И всё равно меня тянуло к реке. Обида и разочарование, что река оказалась песчаной, прошли, и мне опять захотелось туда  пусть на сумеречном небе нет солнца, пусть птицы не поют над кочковатой низиной, пусть, но даже песчаная река и тусклый свет в прогалах облаков и жухлая трава, и голые, без листьев, ивы по берегам  всё лучше, чем холодный и осыпающийся, пахнущий затхлостью, тленом, протухшим мясом и раздавленными насекомыми странный дом.

Лена не разрешала мне две вещи  есть их продукты, да мне и не хотелось  сколько дней я не ела  не помню, и ходить за реку. Конечно, при первом удобном случае я пошла. До реки я дошла быстро  видимо, я окрепла, отдохнула, выспалась  я спокойно спустилась по пологому «нашему» берегу, перешла реку и встала у крутого противоположного берега. Хрен заберёшься. Я подпрыгнула. Без толку. Я пошла вдоль берега  может найду не такой крутой участок или дерево, хоть за что-нибудь уцепиться. Через пятьдесят метров я нашла устье ручья, когда-то впадавшего в реку,  и полезла, цепляясь за жухлую траву вдоль русла; я взбиралась выше и выше и, когда уже оставался буквально последний рывок, схватилась за кустарничек и попыталась подтянуться  на меня упало что-то тяжёлое  это тело молодого мужчины и я в обнимку с ним опять скатилась в ложе песчаной реки. Мужчина будто спал  редкое дыхание и практически неслышное сердцебиение.

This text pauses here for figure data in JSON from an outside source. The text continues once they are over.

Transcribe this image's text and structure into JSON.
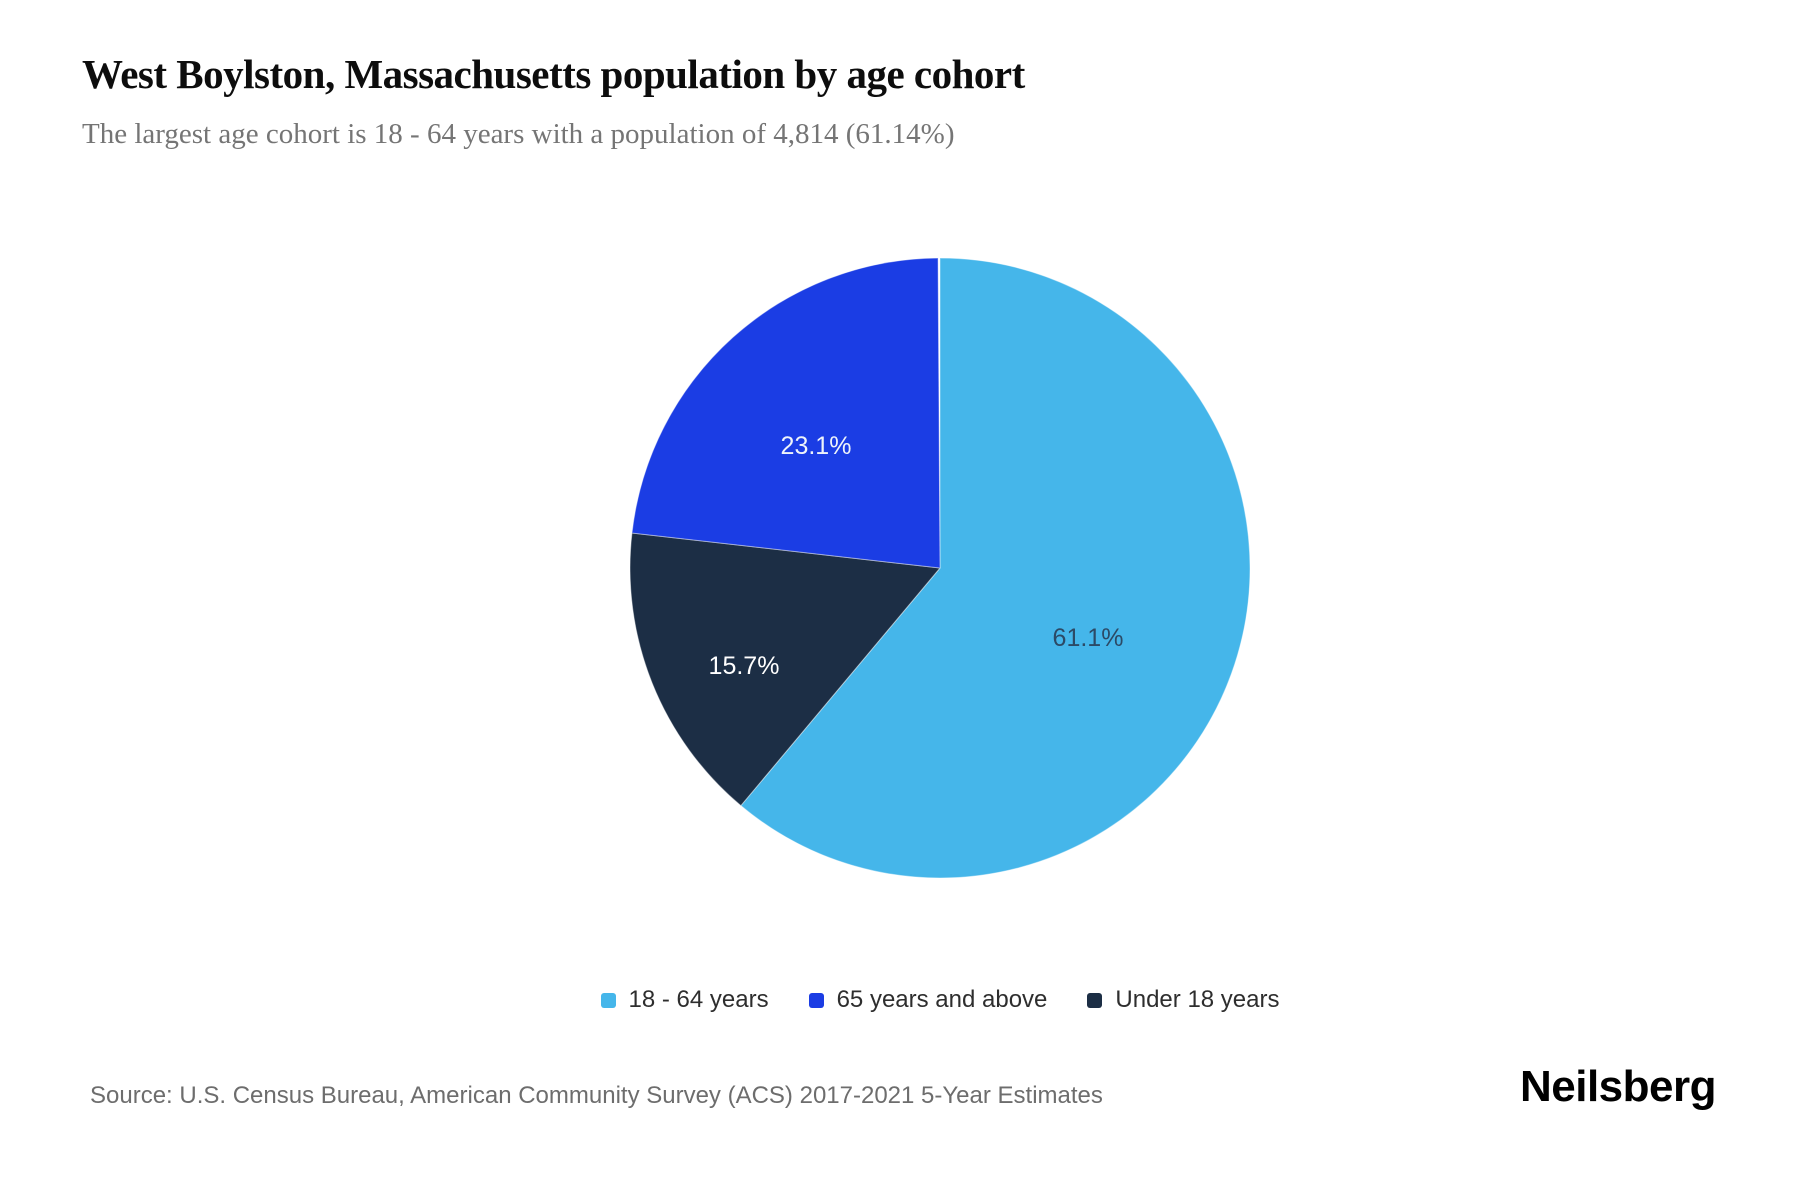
{
  "header": {
    "title": "West Boylston, Massachusetts population by age cohort",
    "subtitle": "The largest age cohort is 18 - 64 years with a population of 4,814 (61.14%)"
  },
  "chart_data": {
    "type": "pie",
    "title": "West Boylston, Massachusetts population by age cohort",
    "unit": "percent of total population",
    "start_angle_deg": 0,
    "direction": "clockwise",
    "slices": [
      {
        "label": "18 - 64 years",
        "pct": 61.1,
        "display": "61.1%",
        "population": 4814,
        "color": "#45B6EA",
        "label_color": "#2C4A66"
      },
      {
        "label": "Under 18 years",
        "pct": 15.7,
        "display": "15.7%",
        "color": "#1C2E45",
        "label_color": "#FFFFFF"
      },
      {
        "label": "65 years and above",
        "pct": 23.1,
        "display": "23.1%",
        "color": "#1B3DE4",
        "label_color": "#EEF3FA"
      }
    ],
    "legend_position": "bottom-center"
  },
  "legend": {
    "items": [
      {
        "label": "18 - 64 years",
        "color": "#45B6EA"
      },
      {
        "label": "65 years and above",
        "color": "#1B3DE4"
      },
      {
        "label": "Under 18 years",
        "color": "#1C2E45"
      }
    ]
  },
  "footer": {
    "source": "Source: U.S. Census Bureau, American Community Survey (ACS) 2017-2021 5-Year Estimates",
    "brand": "Neilsberg"
  }
}
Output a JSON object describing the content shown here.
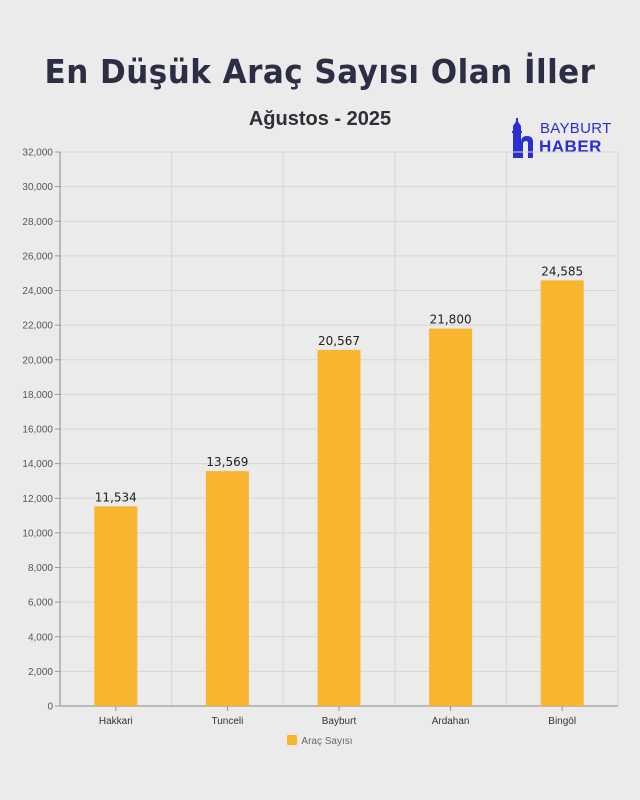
{
  "header": {
    "title": "En Düşük Araç Sayısı Olan İller",
    "subtitle": "Ağustos - 2025"
  },
  "logo": {
    "line1": "BAYBURT",
    "line2": "HABER",
    "color": "#2b2fd0"
  },
  "chart_data": {
    "type": "bar",
    "categories": [
      "Hakkari",
      "Tunceli",
      "Bayburt",
      "Ardahan",
      "Bingöl"
    ],
    "series": [
      {
        "name": "Araç Sayısı",
        "values": [
          11534,
          13569,
          20567,
          21800,
          24585
        ]
      }
    ],
    "data_labels": [
      "11,534",
      "13,569",
      "20,567",
      "21,800",
      "24,585"
    ],
    "ylim": [
      0,
      32000
    ],
    "y_ticks": [
      "0",
      "2,000",
      "4,000",
      "6,000",
      "8,000",
      "10,000",
      "12,000",
      "14,000",
      "16,000",
      "18,000",
      "20,000",
      "22,000",
      "24,000",
      "26,000",
      "28,000",
      "30,000",
      "32,000"
    ],
    "y_tick_values": [
      0,
      2000,
      4000,
      6000,
      8000,
      10000,
      12000,
      14000,
      16000,
      18000,
      20000,
      22000,
      24000,
      26000,
      28000,
      30000,
      32000
    ],
    "grid": true,
    "legend_position": "bottom",
    "bar_color": "#f8b52f"
  }
}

Я хорошо помню, как сама ползла по полю с искусственными цветами на кочках, и решила помочь парню. Я положила его на чистый песок и растёрла лицо до слабо розового цвета, какой он красивый  волосы волнистые, брови густые, низко расположенные над глазами  будто он всё время хмурится, длинные ресницы и ужасно красивые губы, мне даже захотелось его поцеловать. Я принялась массировать его холодные руки, красивые, белые, он что компьютерщик, что ли? Потом я растёрла его ноги  это почти бесполезно  джинсы плотные. Я подумала, что если я притащу его к дому  то наши помогут ему.

Я боец по натуре  как мама моя была, тоже боец, и я помнила её рассказы, как она в юности на соревнованиях тащила на себе подругу тяжелее себя, и не только её, но и обе винтовки  и свою и подруги, и я была, как бы сказать  готова сделать то же самое. Повторить её подвиг. Если мамина подруга была так же, как этот парень, в бессознательном состоянии  то я понимаю, как трудно это было.

Он лежит на спине  такой беззащитный и красивый, такой далёкий.